After the global financial crisis, laws like the Dodd-Frank Financial Reform Act in the U.S. require banks to hold a significant amount of capital in reserve to offset the risk of investments that they make, like construction loans. Now these rules have finally been put into practice, and many banks have already hit their limit.

“The leverage and availability of capital are going to be lower, and the cost of capital is going to be higher,” says Opalka. Many banks are demanding borrowers—or their partners—contribute more equity. Many banks now offer loans that cover 65 percent of the cost of development. That’s down from 70 percent or 75 percent two years ago. Interest rates are also higher. Many banks now offer interest rates that float 300 basis points over LIBOR, up from 200 bps just a year ago. For riskier deals, rates might float even higher, with all-in rates over 5 percent.

“Development yield are coming down,” says Opalka. “It’s harder to make deals pencil out. That’s probably a good thing for the market. It’ll keep supply in check.”
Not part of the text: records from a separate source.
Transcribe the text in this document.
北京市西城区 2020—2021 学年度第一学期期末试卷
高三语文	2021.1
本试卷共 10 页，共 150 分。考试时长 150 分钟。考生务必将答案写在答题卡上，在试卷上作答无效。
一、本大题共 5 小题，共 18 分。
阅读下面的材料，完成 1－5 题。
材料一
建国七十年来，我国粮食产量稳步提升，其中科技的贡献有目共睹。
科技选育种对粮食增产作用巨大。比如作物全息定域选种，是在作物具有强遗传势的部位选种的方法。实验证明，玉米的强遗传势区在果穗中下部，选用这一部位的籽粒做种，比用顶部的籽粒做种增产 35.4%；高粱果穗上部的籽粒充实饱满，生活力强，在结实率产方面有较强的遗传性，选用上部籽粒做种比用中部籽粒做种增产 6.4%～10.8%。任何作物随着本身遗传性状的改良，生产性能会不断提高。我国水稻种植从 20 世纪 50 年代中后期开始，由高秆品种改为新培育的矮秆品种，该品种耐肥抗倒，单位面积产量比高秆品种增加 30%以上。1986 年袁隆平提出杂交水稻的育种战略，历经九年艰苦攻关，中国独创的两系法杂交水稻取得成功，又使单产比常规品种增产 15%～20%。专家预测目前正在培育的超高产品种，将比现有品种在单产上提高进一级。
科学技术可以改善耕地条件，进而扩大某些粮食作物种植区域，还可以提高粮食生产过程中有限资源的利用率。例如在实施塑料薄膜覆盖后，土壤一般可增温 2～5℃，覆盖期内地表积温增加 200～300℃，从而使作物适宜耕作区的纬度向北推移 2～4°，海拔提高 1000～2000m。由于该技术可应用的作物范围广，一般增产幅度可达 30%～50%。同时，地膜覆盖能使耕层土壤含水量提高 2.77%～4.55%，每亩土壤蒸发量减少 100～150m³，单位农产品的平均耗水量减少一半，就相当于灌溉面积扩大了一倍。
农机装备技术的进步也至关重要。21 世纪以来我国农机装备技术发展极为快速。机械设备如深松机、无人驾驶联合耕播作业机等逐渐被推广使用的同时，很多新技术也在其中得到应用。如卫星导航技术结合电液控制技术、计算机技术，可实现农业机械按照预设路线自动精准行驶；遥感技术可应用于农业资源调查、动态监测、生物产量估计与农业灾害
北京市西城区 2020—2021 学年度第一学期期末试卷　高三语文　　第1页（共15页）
These smaller loans force many development partners to seek other financing like preferred equity or mezzanine loans. That’s because many developers have rigid requirement for the yield that their investments earn. “To make yields work, 65 percent loan-to-cost is not enough,” says Weaver. “You need to get to 75 or 85 percent.”

Many developers are also now seeking joint venture partners to help make up for the missing money. “There are any number of groups happy to fill that gap,” says Weaver. That includes balance-sheet lenders like pension funds and private equity funds. Crowdfunding sites like Fundrise have also provided some of that equity capital. “We sent them a bunch of deals recently,” says Weaver.